Your Car’s Cyber Security Stinks
Yes, that is basically the summary of a Network World Article on the subject.
In a high end car there are hundreds of computers and millions of lines of software. Gone are the days when you car was a big hunk of machined metal.
Now your car is a super computer network on wheels.
The patch that BMW released a couple of weeks ago and the hacking demo of the Tesla that opened the car’s doors while it was driving down the highway (see CNN article) are but two very public demonstrations of the vulnerabilities in today’s cars.
While some car owners have claimed that their cars have done very strange things while they were driving them, for the most case, the government and automakers have not been able to recreate them. That doesn’t mean that the issues aren’t real.

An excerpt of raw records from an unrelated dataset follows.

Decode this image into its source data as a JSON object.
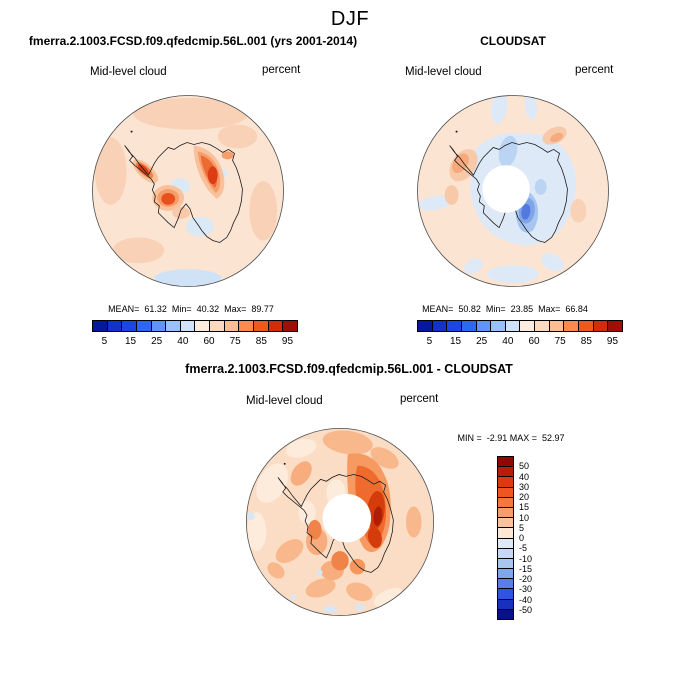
{
  "title": "DJF",
  "panels": {
    "model": {
      "case_title": "fmerra.2.1003.FCSD.f09.qfedcmip.56L.001 (yrs 2001-2014)",
      "field_label": "Mid-level cloud",
      "units": "percent",
      "stats_line": "MEAN=  61.32  Min=  40.32  Max=  89.77",
      "colorbar": {
        "labels": [
          "5",
          "15",
          "25",
          "40",
          "60",
          "75",
          "85",
          "95"
        ],
        "colors": [
          "#06199c",
          "#1132cc",
          "#1b45e8",
          "#2c67f5",
          "#6094f8",
          "#98c0fa",
          "#cfe1fb",
          "#fcecdf",
          "#fbd9c0",
          "#fbbd92",
          "#f98a52",
          "#f25722",
          "#d62a0e",
          "#a00f06"
        ]
      }
    },
    "obs": {
      "case_title": "CLOUDSAT",
      "field_label": "Mid-level cloud",
      "units": "percent",
      "stats_line": "MEAN=  50.82  Min=  23.85  Max=  66.84",
      "colorbar": {
        "labels": [
          "5",
          "15",
          "25",
          "40",
          "60",
          "75",
          "85",
          "95"
        ],
        "colors": [
          "#06199c",
          "#1132cc",
          "#1b45e8",
          "#2c67f5",
          "#6094f8",
          "#98c0fa",
          "#cfe1fb",
          "#fcecdf",
          "#fbd9c0",
          "#fbbd92",
          "#f98a52",
          "#f25722",
          "#d62a0e",
          "#a00f06"
        ]
      }
    },
    "diff": {
      "case_title": "fmerra.2.1003.FCSD.f09.qfedcmip.56L.001 - CLOUDSAT",
      "field_label": "Mid-level cloud",
      "units": "percent",
      "stats_line": "MIN =  -2.91 MAX =  52.97",
      "colorbar": {
        "labels": [
          "50",
          "40",
          "30",
          "20",
          "15",
          "10",
          "5",
          "0",
          "-5",
          "-10",
          "-15",
          "-20",
          "-30",
          "-40",
          "-50"
        ],
        "colors": [
          "#8c0a04",
          "#bb1c08",
          "#dc3910",
          "#f05423",
          "#f4773f",
          "#f79d6c",
          "#fbc39c",
          "#fde8d5",
          "#dfeaf8",
          "#c6d9f4",
          "#a9c6f0",
          "#7fa8ec",
          "#577fe8",
          "#2f55e0",
          "#1831bc",
          "#071289"
        ]
      }
    }
  },
  "chart_data": [
    {
      "type": "heatmap",
      "subtype": "south-polar-stereographic contour map",
      "title": "fmerra.2.1003.FCSD.f09.qfedcmip.56L.001 (yrs 2001-2014)",
      "season": "DJF",
      "variable": "Mid-level cloud",
      "units": "percent",
      "stats": {
        "mean": 61.32,
        "min": 40.32,
        "max": 89.77
      },
      "contour_levels": [
        5,
        15,
        25,
        40,
        60,
        75,
        85,
        95
      ],
      "legend_position": "bottom",
      "palette_direction": "blue-low to red-high"
    },
    {
      "type": "heatmap",
      "subtype": "south-polar-stereographic contour map",
      "title": "CLOUDSAT",
      "season": "DJF",
      "variable": "Mid-level cloud",
      "units": "percent",
      "stats": {
        "mean": 50.82,
        "min": 23.85,
        "max": 66.84
      },
      "contour_levels": [
        5,
        15,
        25,
        40,
        60,
        75,
        85,
        95
      ],
      "legend_position": "bottom",
      "notes": "white circular data gap at pole"
    },
    {
      "type": "heatmap",
      "subtype": "south-polar-stereographic difference map",
      "title": "fmerra.2.1003.FCSD.f09.qfedcmip.56L.001 - CLOUDSAT",
      "season": "DJF",
      "variable": "Mid-level cloud",
      "units": "percent",
      "stats": {
        "min": -2.91,
        "max": 52.97
      },
      "contour_levels": [
        50,
        40,
        30,
        20,
        15,
        10,
        5,
        0,
        -5,
        -10,
        -15,
        -20,
        -30,
        -40,
        -50
      ],
      "legend_position": "right",
      "notes": "white circular data gap at pole; mostly positive (red) differences"
    }
  ]
}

Sen. Edward Markey (D-Mass) commissioned a study, the conclusion of which is that there is a
“clear lack of appropriate security measures to protect drivers against hackers who may be able to take control of a vehicle or against those who may wish to collect and use personal driver information.”
Some of the trends in Markey’s study include:
- Nearly 100% of vehicles on the market include wireless technologies that could pose vulnerabilities to hacking or privacy intrusions.
- Most automobile manufacturers were unaware of or unable to report on past hacking incidents.
- Security measures to prevent remote access to vehicle electronics are inconsistent and haphazard across the different manufacturers.
- These manufacturers collect an incredible amount of information about you and your driving practices over wireless networks, usually with no security and always with no rules regarding what they collect, how they use and and if they inform the consumer about their practices.
- Only two automobile manufacturers were able to describe any capabilities to diagnose or meaningfully respond to an infiltration in real-time, and most said they rely on technologies that cannot be used for this purpose at all.
The last bullet is the most concerning. Only two out of twenty manufacturers were able to detect and respond to hacks in real time (of the 20, 4 did not even respond to the Senator’s request for information). If your computer is hacked and it takes Microsoft 6 months to come up with a patch, you may have your bank account drained or your data erased, but if your car is hacked, you may crash into a tree at 60 miles an hour and be killed.
While no one is suggesting that this is happening today, the use of software in cars is growing geometrically and no one is really doing very much about the security. Some of the demonstrations have used a laptop connected physically to the car (which a hacker could do with advance planning). One even used an infected CD in the CD player.
What is clear is that, as Tom Cruise said many years ago in a different context, this is a target rich environment.
The automobile industry is beginning to work on voluntary activities regarding both safety and privacy, but none of those activities are mandatory. If you read Sen. Markey’s study, you will see that for many of the questions asked, the manufacturers either refused to answer or gave vague platitudes. Other questions were answered with answers that had little to do with the question asked.
Given that right now the hackers have their hands full stealing our credit cards, healthcare records and other personal information, it may take a few years before they figure out how to monetize hacking your car, but fear not – they will. Just like hackers nuked Sony into the stone age or, on a small scale, cryptolocker encrypts your personal computer in exchange for ransom, what if hackers nuked your car. You have it towed to the dealer and they say they have no idea. For the most part, dealers do not have the technology to reprogram most of your car’s computers in the field, which means that they would want to replace those computers, costing you hundreds to thousands of dollars. Even if it is under warranty, would the manufacturer cover that cost or say that this is not a manufacturing defect. For sure, the lawyers would get rich.